Lu en diagonale, cette histoire ressemble à une boucle, marquée par la formation de structures de contrôle esthétique-commerciales très puissantes et non moins puissantes par périodes de faible intensité ou de transgression de ces structures. Voici quelques exemples de leur histoire.
La naissance officielle du cinéma elle-même connut un court règne des frères Lumière qui ont été les premiers à créer une structure d’entreprise flexible et expansive. Ils ont tenté d’obtenir un certain monopole sur cette nouvelle forme de spectacle avec une certaine incrédulité. Ils vendent des répliques du cinématographe, leur contrôle est rapidement dépassé par l’expansion et l’intérêt pour le cinéma émergent, au point qu’en quelques mois d’autres noms ont pris de l’importance dans cette nouvelle activité, fabriquant leurs propres appareils.
C’est dans la première décennie, vers 1910, que “le cinéma a été une activité de libre concurrence dans les États-Unis”, explique Douglas Gomery. En 1908 commence l’influence infernale de Thomas Alva Edison pour le contrôle du cinéma. Entre 1909 et 1915, il crée la Motion Picture Patents Company (un Trust), ainsi, il “altéra, transforma et unifia l’industrie cinématographique” qui depuis, ne sera plus jamais la même…
Les méthodes et les normes peuvent nous sembler connues : création d’un cartel formé par les principaux producteurs, fabricants de caméras et des projecteurs qui se lient dans le but de fixer les prix des matériaux qui sont exclusivement entre leurs mains. Kodak Eastman (plus connu sous le nom de Kodak) ne fournit que la pellicule aux membres et alliés de la Motion Pictures Patents Company.
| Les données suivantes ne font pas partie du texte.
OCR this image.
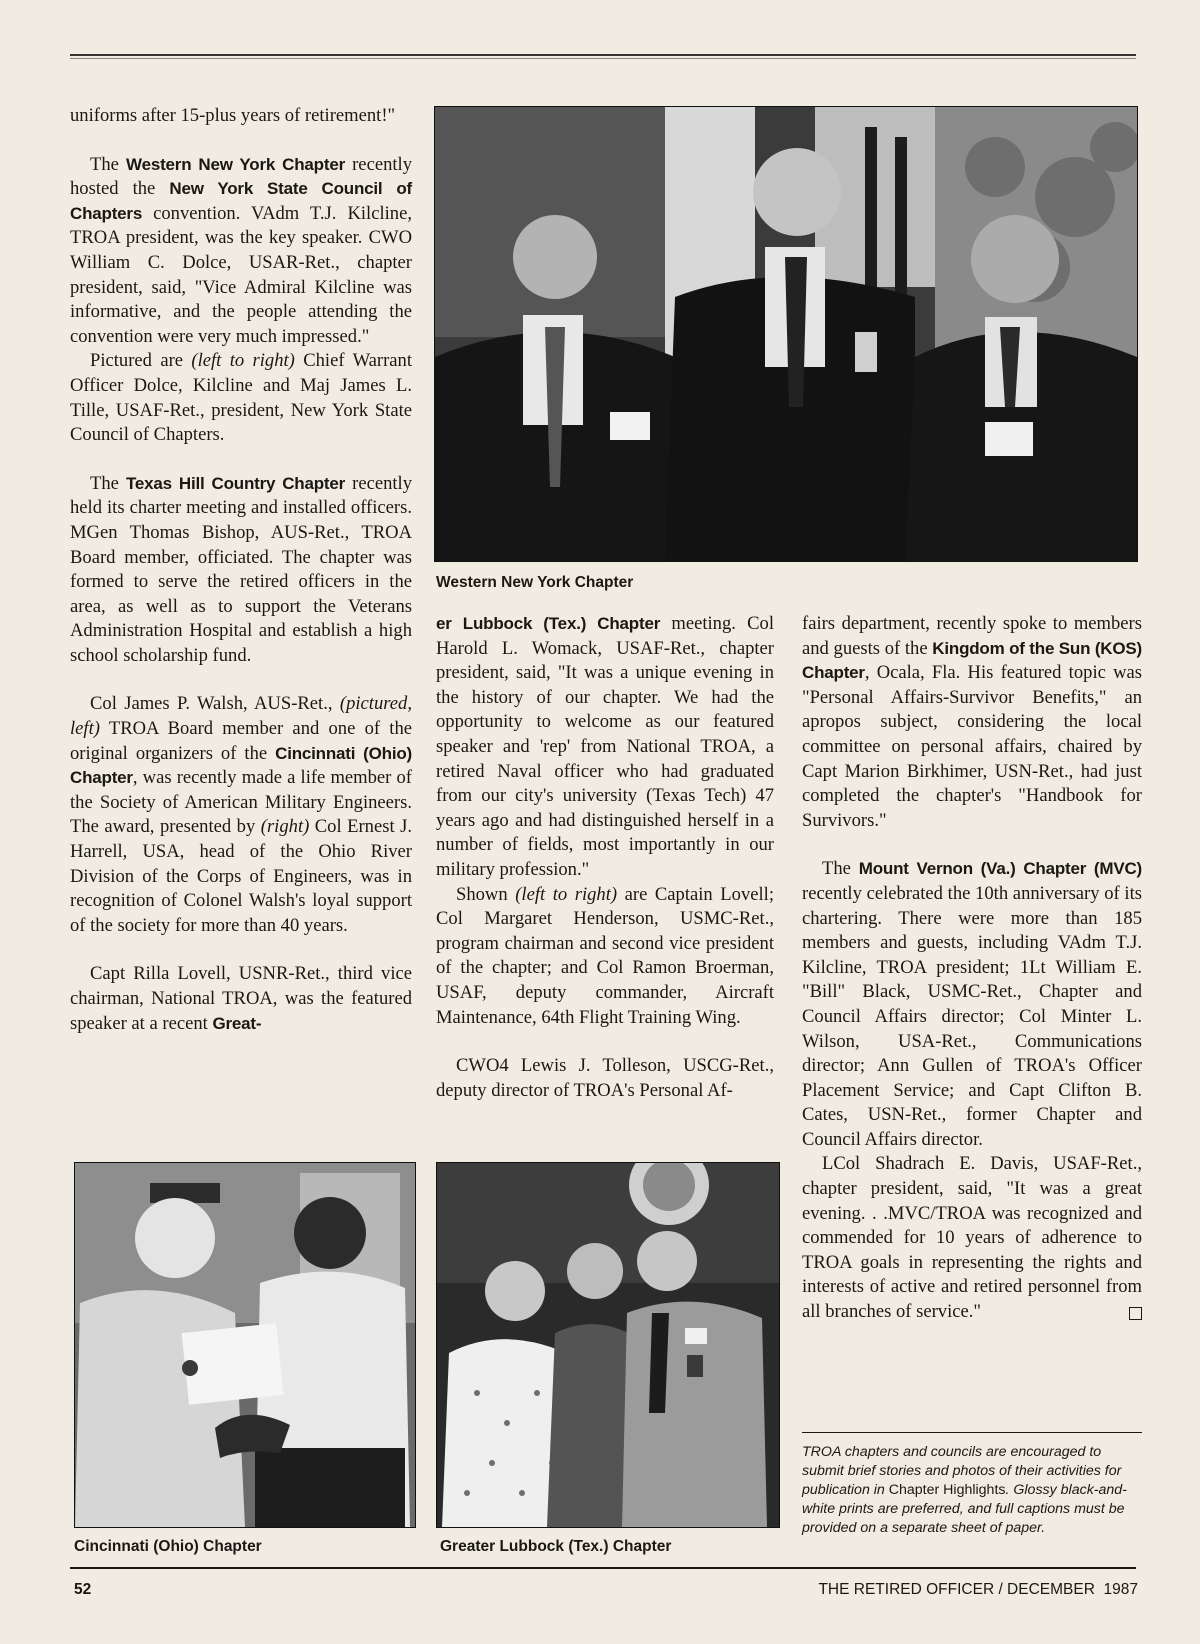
uniforms after 15-plus years of retirement!"

The Western New York Chapter recently hosted the New York State Council of Chapters convention. VAdm T.J. Kilcline, TROA president, was the key speaker. CWO William C. Dolce, USAR-Ret., chapter president, said, "Vice Admiral Kilcline was informative, and the people attending the convention were very much impressed."

Pictured are (left to right) Chief Warrant Officer Dolce, Kilcline and Maj James L. Tille, USAF-Ret., president, New York State Council of Chapters.

The Texas Hill Country Chapter recently held its charter meeting and installed officers. MGen Thomas Bishop, AUS-Ret., TROA Board member, officiated. The chapter was formed to serve the retired officers in the area, as well as to support the Veterans Administration Hospital and establish a high school scholarship fund.

Col James P. Walsh, AUS-Ret., (pictured, left) TROA Board member and one of the original organizers of the Cincinnati (Ohio) Chapter, was recently made a life member of the Society of American Military Engineers. The award, presented by (right) Col Ernest J. Harrell, USA, head of the Ohio River Division of the Corps of Engineers, was in recognition of Colonel Walsh's loyal support of the society for more than 40 years.

Capt Rilla Lovell, USNR-Ret., third vice chairman, National TROA, was the featured speaker at a recent Great-

Western New York Chapter

er Lubbock (Tex.) Chapter meeting. Col Harold L. Womack, USAF-Ret., chapter president, said, "It was a unique evening in the history of our chapter. We had the opportunity to welcome as our featured speaker and 'rep' from National TROA, a retired Naval officer who had graduated from our city's university (Texas Tech) 47 years ago and had distinguished herself in a number of fields, most importantly in our military profession."

Shown (left to right) are Captain Lovell; Col Margaret Henderson, USMC-Ret., program chairman and second vice president of the chapter; and Col Ramon Broerman, USAF, deputy commander, Aircraft Maintenance, 64th Flight Training Wing.

CWO4 Lewis J. Tolleson, USCG-Ret., deputy director of TROA's Personal Af-

fairs department, recently spoke to members and guests of the Kingdom of the Sun (KOS) Chapter, Ocala, Fla. His featured topic was "Personal Affairs-Survivor Benefits," an apropos subject, considering the local committee on personal affairs, chaired by Capt Marion Birkhimer, USN-Ret., had just completed the chapter's "Handbook for Survivors."

The Mount Vernon (Va.) Chapter (MVC) recently celebrated the 10th anniversary of its chartering. There were more than 185 members and guests, including VAdm T.J. Kilcline, TROA president; 1Lt William E. "Bill" Black, USMC-Ret., Chapter and Council Affairs director; Col Minter L. Wilson, USA-Ret., Communications director; Ann Gullen of TROA's Officer Placement Service; and Capt Clifton B. Cates, USN-Ret., former Chapter and Council Affairs director.

LCol Shadrach E. Davis, USAF-Ret., chapter president, said, "It was a great evening. . .MVC/TROA was recognized and commended for 10 years of adherence to TROA goals in representing the rights and interests of active and retired personnel from all branches of service."

Cincinnati (Ohio) Chapter	Greater Lubbock (Tex.) Chapter
TROA chapters and councils are encouraged to submit brief stories and photos of their activities for publication in Chapter Highlights. Glossy black-and-white prints are preferred, and full captions must be provided on a separate sheet of paper.
52	THE RETIRED OFFICER / DECEMBER  1987
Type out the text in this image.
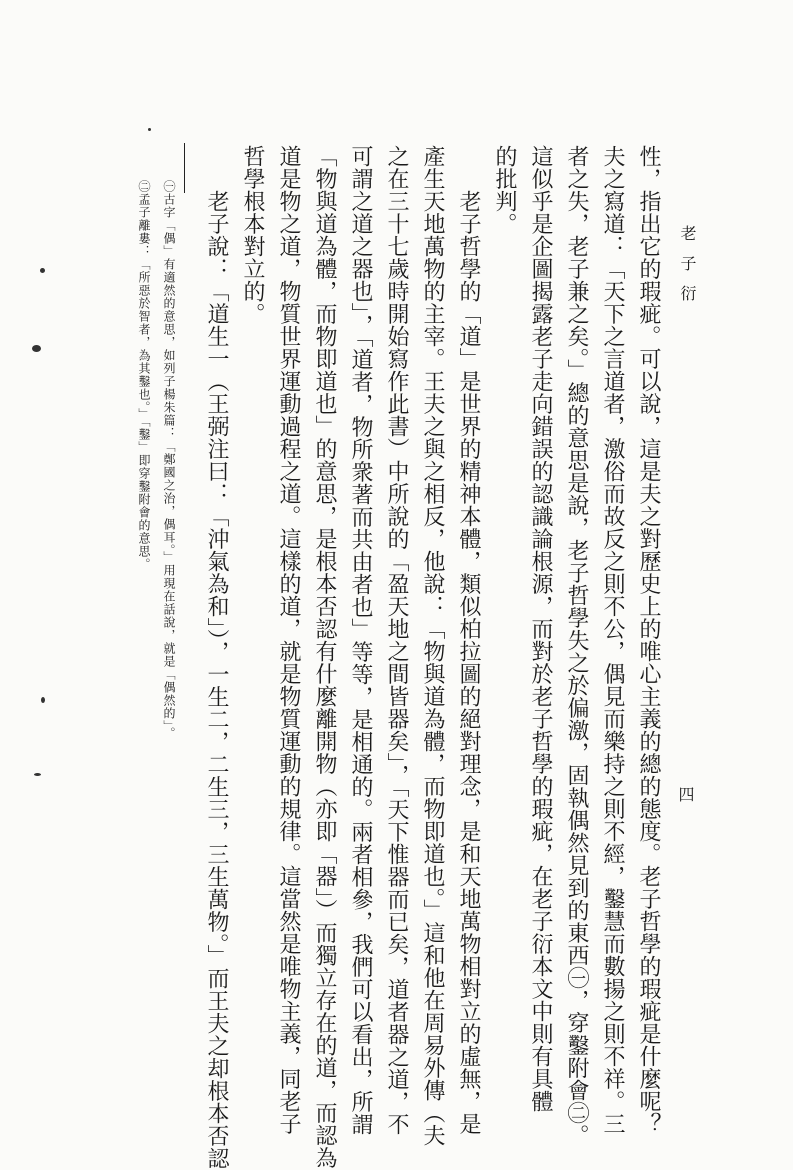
老子衍
四
性，指出它的瑕疵。可以說，這是夫之對歷史上的唯心主義的總的態度。老子哲學的瑕疵是什麼呢？
夫之寫道：「天下之言道者，激俗而故反之則不公，偶見而樂持之則不經，鑿慧而數揚之則不祥。三
者之失，老子兼之矣。」總的意思是說，老子哲學失之於偏激，固執偶然見到的東西㊀，穿鑿附會㊁。
這似乎是企圖揭露老子走向錯誤的認識論根源，而對於老子哲學的瑕疵，在老子衍本文中則有具體
的批判。
　　老子哲學的「道」是世界的精神本體，類似柏拉圖的絕對理念，是和天地萬物相對立的虛無，是
產生天地萬物的主宰。王夫之與之相反，他說：「物與道為體，而物即道也。」這和他在周易外傳（夫
之在三十七歲時開始寫作此書）中所說的「盈天地之間皆器矣」，「天下惟器而已矣，道者器之道，不
可謂之道之器也」，「道者，物所衆著而共由者也」等等，是相通的。兩者相參，我們可以看出，所謂
「物與道為體，而物即道也」的意思，是根本否認有什麼離開物（亦即「器」）而獨立存在的道，而認為
道是物之道，物質世界運動過程之道。這樣的道，就是物質運動的規律。這當然是唯物主義，同老子
哲學根本對立的。
　　老子說：「道生一（王弼注曰：「沖氣為和」），一生二，二生三，三生萬物。」而王夫之却根本否認
㊀古字「偶」有適然的意思，如列子楊朱篇：「鄭國之治，偶耳。」用現在話說，就是「偶然的」。
㊁孟子離婁：「所惡於智者，為其鑿也。」「鑿」即穿鑿附會的意思。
Le contrat était clair, ou bien on devient un allié du système Edison, ou bien la justice s’occupe de toi. Si une entreprise veut fabriquer des projecteurs, il doit payer au Trust cinq dollars par semaine. Les diffuseurs payent deux dollars par semaine s’ils désirent utiliser légalement les projecteurs. Ceux qui veulent faire un film doivent eux aussi payer pour chaque mètre de film homologué.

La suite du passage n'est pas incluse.